1) OK, you can throw the raw points at the chart, you just have to use no actual transforming command at all!
Here's a good canonical answer
Con - If your time granularity exceeds (or greatly exceeds) the number of pixels on the screen..... you're not going to have a good time. ie the "storm of points" may just be a weird fuzzy block of noise.
Con - the charting framework doesn't really like to graph tens of, or hundreds of thousands of points. You might now or down the road get some truncation and error messages about truncation.
2) Sometimes the correct answer is to really come back and use some statistical aggregation, and resign yourself to a particular bucketing of the time values. Here's a good, if verbose question that covers this:
3) and there are sometimes other outlier answers, like this one here to use first() as a shoot from the hip heuristic.
but this seems imo pretty problematic and potentially misleading. use with caution.
Kind of sprawling answer. Perhaps not really an "answer" at all and more of a "further reading" post. 😃
You are rejecting the methods that work. WHY?
You are focused on creating a histogram, which means that for each value of id, there must be a single unique numeric value of pr that constitutes how tall the bar will be.
What, exactly, does the value of pr mean? It must be a number, for the one-dimensional histogram you are asking for to exist.
If pr is not a number, then COUNT is the only aggregate function that makes sense. Use that. (If there are multiple possible values of pr for each id, you could use distinct count also, or you could abandon the single-dimension histogram in favor of something else.)
If pr is a number, and if there is only one event for each value of pr in each value of id, then SUM, MAX, MIN, AVG will all work and will all get the same answer.
If pr is a number, and there are multiple possible events for each combination of pr and id, then you need to decide exactly what you are trying to graph. Figure out the math for "how do I know how tall the bar needs to be?" and then code that into the chart command (or any other command).
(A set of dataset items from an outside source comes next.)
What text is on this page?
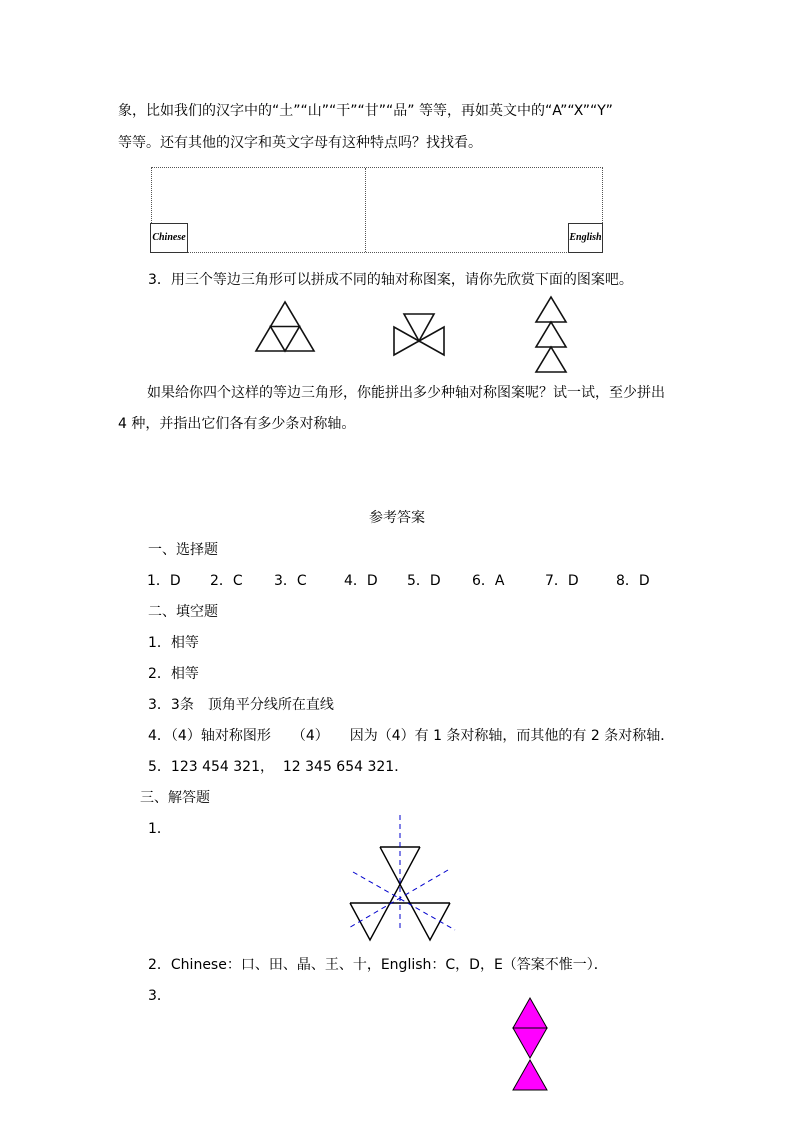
象，比如我们的汉字中的“土”“山”“干”“甘”“品” 等等，再如英文中的“A”“X”“Y”
等等。还有其他的汉字和英文字母有这种特点吗？找找看。
Chinese	English
3．用三个等边三角形可以拼成不同的轴对称图案，请你先欣赏下面的图案吧。
如果给你四个这样的等边三角形，你能拼出多少种轴对称图案呢？试一试，至少拼出
4 种，并指出它们各有多少条对称轴。
参考答案
一、选择题
1．D 2．C 3．C	4．D 5．D 6．A	7．D	8．D
二、填空题
1．相等
2．相等
3．3条　顶角平分线所在直线
4．（4）轴对称图形　　（4）　　因为（4）有 1 条对称轴，而其他的有 2 条对称轴．
5．123 454 321，  12 345 654 321．
三、解答题
1．
2．Chinese：口、田、晶、王、十，English：C，D，E（答案不惟一）．
3．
On the other hand, if you want to do an x-y plot of various values, try visualizations that are not bar charts. Specifically, try the bubble chart and other x-y plots to see if they meet your need.
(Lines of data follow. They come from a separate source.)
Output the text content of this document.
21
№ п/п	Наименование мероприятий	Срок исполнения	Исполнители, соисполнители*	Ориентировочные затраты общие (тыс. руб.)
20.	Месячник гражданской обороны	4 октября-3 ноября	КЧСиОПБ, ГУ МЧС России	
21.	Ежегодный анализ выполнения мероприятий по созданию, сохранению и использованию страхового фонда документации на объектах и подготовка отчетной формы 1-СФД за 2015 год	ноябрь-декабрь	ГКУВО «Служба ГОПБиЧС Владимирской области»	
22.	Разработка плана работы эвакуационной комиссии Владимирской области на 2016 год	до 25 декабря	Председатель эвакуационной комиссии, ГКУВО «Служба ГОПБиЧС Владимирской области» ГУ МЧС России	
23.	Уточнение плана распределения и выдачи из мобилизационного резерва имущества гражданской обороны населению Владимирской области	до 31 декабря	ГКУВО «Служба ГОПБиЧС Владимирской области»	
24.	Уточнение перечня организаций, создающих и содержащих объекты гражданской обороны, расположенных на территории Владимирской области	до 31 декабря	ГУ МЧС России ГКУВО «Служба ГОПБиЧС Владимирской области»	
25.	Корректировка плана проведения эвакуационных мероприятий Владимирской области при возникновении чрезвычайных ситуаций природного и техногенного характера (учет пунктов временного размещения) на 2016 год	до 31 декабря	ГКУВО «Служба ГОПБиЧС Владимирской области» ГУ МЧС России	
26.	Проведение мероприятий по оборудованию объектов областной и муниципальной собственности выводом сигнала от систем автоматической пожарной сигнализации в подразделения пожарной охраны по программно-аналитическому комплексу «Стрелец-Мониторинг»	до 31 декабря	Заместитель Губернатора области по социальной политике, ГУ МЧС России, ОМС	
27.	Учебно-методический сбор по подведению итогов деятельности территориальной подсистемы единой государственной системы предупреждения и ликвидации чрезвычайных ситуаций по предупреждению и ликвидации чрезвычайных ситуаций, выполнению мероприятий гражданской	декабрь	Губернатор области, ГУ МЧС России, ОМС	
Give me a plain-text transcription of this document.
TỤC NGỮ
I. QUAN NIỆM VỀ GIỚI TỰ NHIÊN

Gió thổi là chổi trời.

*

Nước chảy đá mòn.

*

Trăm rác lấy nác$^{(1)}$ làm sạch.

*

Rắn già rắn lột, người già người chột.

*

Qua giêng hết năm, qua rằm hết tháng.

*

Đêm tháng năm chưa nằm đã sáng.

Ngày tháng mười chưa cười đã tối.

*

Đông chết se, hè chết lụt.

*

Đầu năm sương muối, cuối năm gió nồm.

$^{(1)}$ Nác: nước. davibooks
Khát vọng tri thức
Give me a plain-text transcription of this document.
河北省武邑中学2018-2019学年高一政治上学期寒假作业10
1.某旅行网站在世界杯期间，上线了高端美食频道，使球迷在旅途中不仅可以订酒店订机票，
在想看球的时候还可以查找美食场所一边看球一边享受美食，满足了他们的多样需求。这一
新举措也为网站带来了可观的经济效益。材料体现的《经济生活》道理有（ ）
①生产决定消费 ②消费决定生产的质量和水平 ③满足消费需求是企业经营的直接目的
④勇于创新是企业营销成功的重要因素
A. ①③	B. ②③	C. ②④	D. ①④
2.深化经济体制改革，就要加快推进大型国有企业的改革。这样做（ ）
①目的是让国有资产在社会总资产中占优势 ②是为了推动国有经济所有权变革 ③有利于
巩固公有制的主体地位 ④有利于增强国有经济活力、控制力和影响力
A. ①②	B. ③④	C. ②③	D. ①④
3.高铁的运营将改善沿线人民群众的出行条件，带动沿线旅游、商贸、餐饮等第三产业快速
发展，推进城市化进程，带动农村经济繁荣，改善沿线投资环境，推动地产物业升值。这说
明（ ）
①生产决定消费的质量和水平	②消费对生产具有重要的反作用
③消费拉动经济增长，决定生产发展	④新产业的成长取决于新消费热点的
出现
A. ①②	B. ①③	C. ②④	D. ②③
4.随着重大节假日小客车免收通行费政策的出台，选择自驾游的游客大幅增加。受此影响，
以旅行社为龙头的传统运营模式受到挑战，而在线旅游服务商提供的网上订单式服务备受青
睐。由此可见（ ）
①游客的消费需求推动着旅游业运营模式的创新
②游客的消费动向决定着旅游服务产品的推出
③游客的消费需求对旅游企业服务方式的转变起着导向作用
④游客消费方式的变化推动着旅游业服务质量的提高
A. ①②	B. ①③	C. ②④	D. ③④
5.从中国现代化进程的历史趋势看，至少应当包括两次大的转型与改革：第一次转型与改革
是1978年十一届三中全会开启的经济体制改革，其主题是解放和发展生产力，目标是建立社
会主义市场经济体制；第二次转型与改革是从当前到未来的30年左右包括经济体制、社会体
"pr" is the PageRank of "id" node. Every "id" has only one "pr". Is not "Sum of pr" is addition of all nodes "pr"? Or, does it just plot the histogram on 1:1 basis, like one value from x-axis pointing to only one value on y-axis?
That depends on your query. If each value of id has only one value of pr returned by the query, and that value is numerical, then that value is indistinguishable from most aggregate functions: mathematically, it is equal to the max, the min, the mode, the mean, and the average; sequentially, it is the first, the last, the earliest, and the latest; Set-wise, it is completely equivalent to the list() and the values(). So, for that case where the id-pr relationship is 1-1, almost any meaningful aggregate function will serve. (Okay, not the stdev, but that wouldn't be meaningful.)
| chart sum(pr) over id, then for each id, splunk will calculate the sum of the pr values.
So what if there's more than one pr for one id? Which pr value should it use? How would Splunk know that?
Is there a time aspect to this data? Or is it only a "most recent value" type dataset?
Yes. I can provide you. "pr" is PageRank of the "id" node. Each node has only 1 "pr". Following is the sample.
name id pr count name2 id2
148 148 0.199162542 64 148 148
243 243 1.126083355 29 243 243
31 31 0.17263125 55 31 31
85 85 0.16646875 136 85 85
137 137 0.207598883 51 137 137
251 251 0.505910879 26 251 251
65 65 0.729124137 25 65 65
53 53 0.38208409 55 53 53